Influence Of Permanent Dipole Moment Research Articles

Second harmonic generation at the quantum-interference induced transparency in semiconductor quantum wells: the influence of permanent dipole moments

The influence of permanent dipole moments of quantized states on intersubband second harmonic generation based on quantum-interference induced transparency in semiconductor quantum wells is explored using the harmonic balance method. The permanent moments are found to be quite important: they affect the transparency condition, especially at larger pump intensities. Hence, both the conversion efficiency and the optimal interaction path length change significantly when accounting for the permanent moments, and the conversion efficiency is reduced.

Dynamical quenching of laser-induced dissociations of heteronuclear diatomic molecules in intense infrared fields

This article explores the influence of permanent dipole moments, i.e., of direct vibrational excitations, on the dynamical dissociation quenching (DDQ) effect, a mechanism for laser-induced vibrational trapping in the infrared (IR) spectral range which was recently demonstrated for the homonuclear H2+ ion, and was shown to result from a proper synchronization of the molecular motions with the oscillations of the laser electric field [see F. Châteauneuf, T. Nguyen-Dang, N. Ouellet, and O. Atabek, J. Chem. Phys. 108, 3974 (1998)]. To this end, the wave packet dynamics of the HD+ and, to a lesser extent, the HCl+ molecular ions are considered in an intense IR laser field of variable frequency. Variations in the absolute phase of the laser electric field, a form of variations in the initial conditions, reveal new signatures of the DDQ effect due to the presence of nonzero permanent dipole moments in these molecules. The added permanent dipole/field interaction terms induce a discrimination between parallel and antiparallel configurations of the aligned molecule with respect to the laser’s instantaneous electric field. As a result, molecules that are prepared antiparallel to the field at peak intensity find their dissociation quenched most efficiently, while those that are prepared parallel to the field are strongly dissociative.
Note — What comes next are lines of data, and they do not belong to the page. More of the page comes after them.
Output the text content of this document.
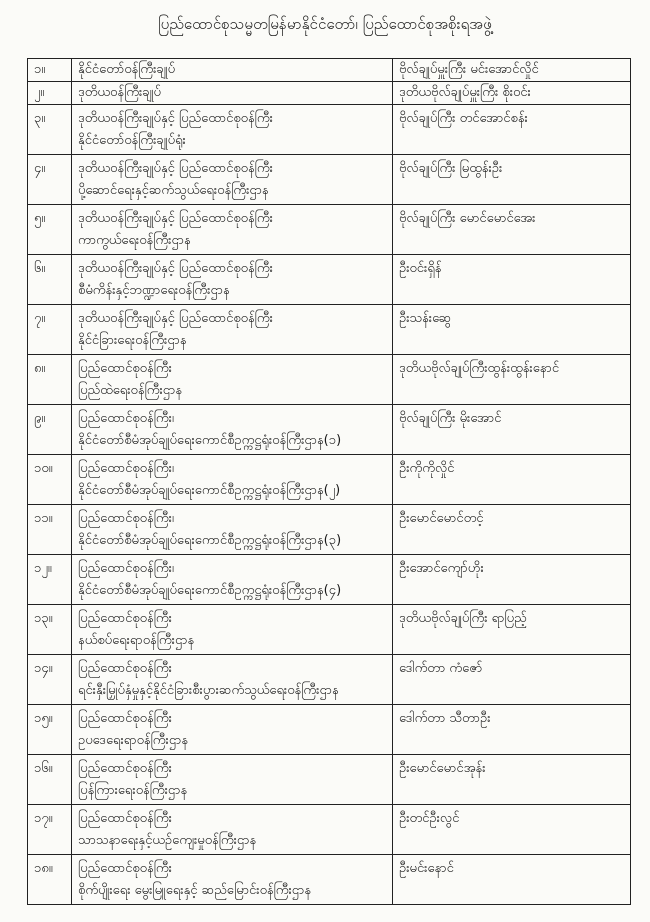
ပြည်ထောင်စုသမ္မတမြန်မာနိုင်ငံတော်၊ ပြည်ထောင်စုအစိုးရအဖွဲ့
၁။	နိုင်ငံတော်ဝန်ကြီးချုပ်	ဗိုလ်ချုပ်မှူးကြီး မင်းအောင်လှိုင်
၂။	ဒုတိယဝန်ကြီးချုပ်	ဒုတိယဗိုလ်ချုပ်မှူးကြီး စိုးဝင်း
၃။	ဒုတိယဝန်ကြီးချုပ်နှင့် ပြည်ထောင်စုဝန်ကြီး
နိုင်ငံတော်ဝန်ကြီးချုပ်ရုံး	ဗိုလ်ချုပ်ကြီး တင်အောင်စန်း
၄။	ဒုတိယဝန်ကြီးချုပ်နှင့် ပြည်ထောင်စုဝန်ကြီး
ပို့ဆောင်ရေးနှင့်ဆက်သွယ်ရေးဝန်ကြီးဌာန	ဗိုလ်ချုပ်ကြီး မြထွန်းဦး
၅။	ဒုတိယဝန်ကြီးချုပ်နှင့် ပြည်ထောင်စုဝန်ကြီး
ကာကွယ်ရေးဝန်ကြီးဌာန	ဗိုလ်ချုပ်ကြီး မောင်မောင်အေး
၆။	ဒုတိယဝန်ကြီးချုပ်နှင့် ပြည်ထောင်စုဝန်ကြီး
စီမံကိန်းနှင့်ဘဏ္ဍာရေးဝန်ကြီးဌာန	ဦးဝင်းရှိန်
၇။	ဒုတိယဝန်ကြီးချုပ်နှင့် ပြည်ထောင်စုဝန်ကြီး
နိုင်ငံခြားရေးဝန်ကြီးဌာန	ဦးသန်းဆွေ
၈။	ပြည်ထောင်စုဝန်ကြီး
ပြည်ထဲရေးဝန်ကြီးဌာန	ဒုတိယဗိုလ်ချုပ်ကြီးထွန်းထွန်းနောင်
၉။	ပြည်ထောင်စုဝန်ကြီး၊
နိုင်ငံတော်စီမံအုပ်ချုပ်ရေးကောင်စီဥက္ကဋ္ဌရုံးဝန်ကြီးဌာန(၁)	ဗိုလ်ချုပ်ကြီး မိုးအောင်
၁၀။	ပြည်ထောင်စုဝန်ကြီး၊
နိုင်ငံတော်စီမံအုပ်ချုပ်ရေးကောင်စီဥက္ကဋ္ဌရုံးဝန်ကြီးဌာန(၂)	ဦးကိုကိုလှိုင်
၁၁။	ပြည်ထောင်စုဝန်ကြီး၊
နိုင်ငံတော်စီမံအုပ်ချုပ်ရေးကောင်စီဥက္ကဋ္ဌရုံးဝန်ကြီးဌာန(၃)	ဦးမောင်မောင်တင့်
၁၂။	ပြည်ထောင်စုဝန်ကြီး၊
နိုင်ငံတော်စီမံအုပ်ချုပ်ရေးကောင်စီဥက္ကဋ္ဌရုံးဝန်ကြီးဌာန(၄)	ဦးအောင်ကျော်ဟိုး
၁၃။	ပြည်ထောင်စုဝန်ကြီး
နယ်စပ်ရေးရာဝန်ကြီးဌာန	ဒုတိယဗိုလ်ချုပ်ကြီး ရာပြည့်
၁၄။	ပြည်ထောင်စုဝန်ကြီး
ရင်းနှီးမြှုပ်နှံမှုနှင့်နိုင်ငံခြားစီးပွားဆက်သွယ်ရေးဝန်ကြီးဌာန	ဒေါက်တာ ကံဇော်
၁၅။	ပြည်ထောင်စုဝန်ကြီး
ဥပဒေရေးရာဝန်ကြီးဌာန	ဒေါက်တာ သီတာဦး
၁၆။	ပြည်ထောင်စုဝန်ကြီး
ပြန်ကြားရေးဝန်ကြီးဌာန	ဦးမောင်မောင်အုန်း
၁၇။	ပြည်ထောင်စုဝန်ကြီး
သာသနာရေးနှင့်ယဉ်ကျေးမှုဝန်ကြီးဌာန	ဦးတင်ဦးလွင်
၁၈။	ပြည်ထောင်စုဝန်ကြီး
စိုက်ပျိုးရေး မွေးမြူရေးနှင့် ဆည်မြောင်းဝန်ကြီးဌာန	ဦးမင်းနောင်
State-resolved collisional relaxation of highly vibrationally excited pyridine by CO2: Influence of a permanent dipole moment

The quenching of highly vibrationally excited pyridine through collisions with a 300 K bath of CO2 is investigated using high resolution transient infrared laser spectroscopy. Highly excited pyridine (Evib=37 950 cm−1) is prepared using pulsed ultraviolet (UV) excitation at 266 nm, followed by radiationless coupling to the ground electronic state. Energy gain into CO2 resulting from collisions with highly excited pyridine is probed using transient absorption techniques. Distributions of nascent CO2 rotational populations in both the ground (0000) state and the vibrationally excited (0001) state are determined from early time absorption measurements. Translational energy distributions of the recoiling CO2 in individual rovibrational states are determined through measurement of Doppler-broadened transient line shapes. These experiments investigate the influence of a large permanent dipole moment (μpyridine=2.2 D) on the collisional quenching dynamics of molecules with very large amounts of internal energy. A kinetic model is developed to describe rates for appearance of CO2 states resulting from collisions with excited pyridine as well as for quenching of excited pyridine at early times. These experiments show that collisions resulting in CO2 (0000) are accompanied by substantial excitation in rotation (Trot=1200 K for J=56–82) and translation (Ttrans=2900 K for J=78) while the vibrationally excited CO2 (0001) state has rotational and translational energy distributions near the initial 300 K distributions. Rate constants for the two energy transfer pathways are compared with previously published data on quenching collisions of excited (nonpolar) pyrazine, revealing only minor relative enhancement (∼2) in the vibrational excitation channel in pyridine relaxation. Overall quenching rates for excited pyridine are determined for both CO2 states investigated. These data show that the rotational and translational energy gain in CO2 is much more sensitive to collisional depletion of excited pyridine.

The influence of permanent dipole moments on second harmonic generation in asymmetric semiconductor quantum wells

The influence of permanent dipole moments on intersubband double resonance second harmonic generation in asymmetric quantum wells is analyzed. It is found that in realistic QWs matched for 10.6 μm pump the permanent dipole moments may have modest to significant influence on the conversion efficiency, especially at higher pump powers. At longer wavelengths, however, their influence increases, and should be taken into account in modeling the device performance.